Ir sobre el camino de Jesús, que es el amor; ser misericordiosos como el Padre es misericordioso.



Por: María Cruz | Fuente: Catholic.net





Del santo Evangelio según san Lucas 6, 27-38








En aquel tiempo Jesús dijo a sus discípulos: «Pero yo os digo a los que me escucháis: Amad a vuestros enemigos, haced bien a los que os odien, bendecid a los que os maldigan, rogad por los que os difamen. Al que te hiera en una mejilla, preséntale también la otra; y al que te quite el manto, no le niegues la túnica. A todo el que te pida, da, y al que tome lo tuyo, no se lo reclames. Y lo que queráis que os hagan los hombres, hacédselo vosotros igualmente. Si amáis a los que os aman, ¿Qué mérito tenéis? Pues también los pecadores aman a los que les aman. Si hacéis bien a los que os lo hacen a vosotros, ¿Qué mérito tenéis? ¡También los pecadores hacen otro tanto!

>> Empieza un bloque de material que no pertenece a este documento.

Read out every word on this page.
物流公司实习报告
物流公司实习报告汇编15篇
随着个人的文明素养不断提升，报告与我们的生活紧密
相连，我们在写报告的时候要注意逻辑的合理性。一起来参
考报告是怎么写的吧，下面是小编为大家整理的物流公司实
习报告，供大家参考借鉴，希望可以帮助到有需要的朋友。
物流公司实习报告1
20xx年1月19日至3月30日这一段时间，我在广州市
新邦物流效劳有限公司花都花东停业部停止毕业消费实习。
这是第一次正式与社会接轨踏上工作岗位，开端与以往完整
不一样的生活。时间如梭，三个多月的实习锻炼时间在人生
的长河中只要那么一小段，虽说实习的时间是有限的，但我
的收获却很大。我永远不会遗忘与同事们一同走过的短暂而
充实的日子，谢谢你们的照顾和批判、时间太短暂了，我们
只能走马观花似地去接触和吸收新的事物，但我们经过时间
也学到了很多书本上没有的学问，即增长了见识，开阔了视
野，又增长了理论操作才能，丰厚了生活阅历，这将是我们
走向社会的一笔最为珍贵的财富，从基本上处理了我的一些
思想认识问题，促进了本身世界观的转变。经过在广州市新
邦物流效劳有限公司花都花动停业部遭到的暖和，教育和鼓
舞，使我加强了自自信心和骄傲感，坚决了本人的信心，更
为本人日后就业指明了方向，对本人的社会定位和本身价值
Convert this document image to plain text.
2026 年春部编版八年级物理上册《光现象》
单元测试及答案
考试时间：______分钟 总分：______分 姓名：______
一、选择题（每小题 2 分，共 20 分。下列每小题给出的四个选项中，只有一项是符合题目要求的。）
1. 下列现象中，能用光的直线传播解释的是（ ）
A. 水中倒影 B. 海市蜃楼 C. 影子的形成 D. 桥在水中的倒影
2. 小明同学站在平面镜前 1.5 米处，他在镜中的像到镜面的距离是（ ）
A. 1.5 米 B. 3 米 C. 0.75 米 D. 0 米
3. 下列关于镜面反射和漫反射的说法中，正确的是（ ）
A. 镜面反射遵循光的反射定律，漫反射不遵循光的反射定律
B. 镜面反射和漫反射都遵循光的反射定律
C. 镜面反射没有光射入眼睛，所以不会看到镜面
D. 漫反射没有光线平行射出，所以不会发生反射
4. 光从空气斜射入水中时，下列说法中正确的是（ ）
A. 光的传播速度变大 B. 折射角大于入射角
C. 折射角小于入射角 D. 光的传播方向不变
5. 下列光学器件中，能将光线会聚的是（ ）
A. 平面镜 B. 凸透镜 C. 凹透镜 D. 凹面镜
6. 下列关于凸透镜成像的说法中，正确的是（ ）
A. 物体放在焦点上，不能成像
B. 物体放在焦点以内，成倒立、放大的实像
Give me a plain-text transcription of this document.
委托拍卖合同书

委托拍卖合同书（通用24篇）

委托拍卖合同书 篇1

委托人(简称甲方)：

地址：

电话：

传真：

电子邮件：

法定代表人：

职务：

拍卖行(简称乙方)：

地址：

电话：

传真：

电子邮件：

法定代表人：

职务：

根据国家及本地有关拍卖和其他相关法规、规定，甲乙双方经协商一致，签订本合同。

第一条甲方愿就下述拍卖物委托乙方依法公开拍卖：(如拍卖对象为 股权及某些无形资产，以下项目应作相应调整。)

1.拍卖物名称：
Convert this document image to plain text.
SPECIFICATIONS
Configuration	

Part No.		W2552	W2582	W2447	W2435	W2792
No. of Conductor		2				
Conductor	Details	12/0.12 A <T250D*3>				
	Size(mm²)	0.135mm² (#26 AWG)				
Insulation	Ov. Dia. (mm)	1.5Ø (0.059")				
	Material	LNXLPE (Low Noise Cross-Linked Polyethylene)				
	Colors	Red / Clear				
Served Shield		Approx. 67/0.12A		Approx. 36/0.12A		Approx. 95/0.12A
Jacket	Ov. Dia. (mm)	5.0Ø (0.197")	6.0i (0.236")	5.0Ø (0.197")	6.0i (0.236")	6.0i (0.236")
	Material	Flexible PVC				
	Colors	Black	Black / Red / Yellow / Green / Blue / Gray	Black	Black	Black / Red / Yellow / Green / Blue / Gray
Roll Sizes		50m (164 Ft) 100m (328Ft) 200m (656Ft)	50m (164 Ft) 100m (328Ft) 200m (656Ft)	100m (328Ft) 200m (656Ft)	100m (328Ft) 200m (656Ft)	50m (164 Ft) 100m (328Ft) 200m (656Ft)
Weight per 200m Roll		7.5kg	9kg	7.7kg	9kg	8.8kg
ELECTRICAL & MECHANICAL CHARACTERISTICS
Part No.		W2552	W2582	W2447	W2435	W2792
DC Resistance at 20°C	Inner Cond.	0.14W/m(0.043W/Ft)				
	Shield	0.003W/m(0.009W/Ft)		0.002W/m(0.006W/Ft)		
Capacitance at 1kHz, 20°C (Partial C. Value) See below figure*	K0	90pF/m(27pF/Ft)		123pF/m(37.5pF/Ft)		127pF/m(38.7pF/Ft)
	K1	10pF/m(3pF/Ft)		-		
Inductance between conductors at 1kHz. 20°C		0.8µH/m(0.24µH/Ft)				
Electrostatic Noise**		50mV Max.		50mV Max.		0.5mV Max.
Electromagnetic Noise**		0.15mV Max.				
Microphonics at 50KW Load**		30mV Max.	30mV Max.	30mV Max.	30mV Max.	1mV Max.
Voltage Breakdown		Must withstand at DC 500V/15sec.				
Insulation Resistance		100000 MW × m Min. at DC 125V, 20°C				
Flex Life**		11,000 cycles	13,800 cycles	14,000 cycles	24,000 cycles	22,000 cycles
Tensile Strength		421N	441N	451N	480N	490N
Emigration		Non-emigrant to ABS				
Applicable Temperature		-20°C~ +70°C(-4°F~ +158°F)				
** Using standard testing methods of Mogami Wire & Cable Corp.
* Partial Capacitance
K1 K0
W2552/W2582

Si prestáis a aquellos de quienes esperáis recibir, ¿Qué mérito tenéis? También los pecadores prestan a los pecadores para recibir lo correspondiente. Más bien, amad a vuestros enemigos; haced el bien, y prestad sin esperar nada a cambio; y vuestra recompensa será grande, y seréis hijos del Altísimo, porque él es bueno con los ingratos y los perversos. «Sed compasivos, como vuestro Padre es compasivo. No juzguéis y no seréis juzgados, no condenéis y no seréis condenados; perdonad y seréis perdonados. Dad y se os dará; una medida buena, apretada, remecida, rebosante pondrán en el halda de vuestros vestidos. Porque con la medida con que midáis se os medirá».


Oración introductoria

Gracias, Señor, porque conoces mi debilidad y aún así me llamas a la santidad. Te suplico que mi oración me llene de confianza, no en mi esfuerzo o virtud, sino en tu inmensa misericordia, en tu compasión para conmigo y en tu gracia que hace que todo sea posible.


Petición

Señor, ayúdame a no defraudarte y a corresponderte buscando la perfección en mi amor, hoy más que ayer.


Meditación del Papa

Es darse a sí mismo, dar el corazón, precisamente a los que no nos quieren, que nos hacen mal, a los enemigos. Esta es la novedad del Evangelio. Jesús nos muestra que no hay mérito en amar a quien nos ama, porque eso también lo hacen los pecadores. Los  cristianos, sin embargo, estamos llamados a amar a nuestros enemigos. Hacer el bien y prestar sin esperar nada a cambio, sin intereses y la recompensa será grande. El Evangelio es una novedad. Una novedad difícil de llevar adelante. Pero significa ir detrás de Jesús.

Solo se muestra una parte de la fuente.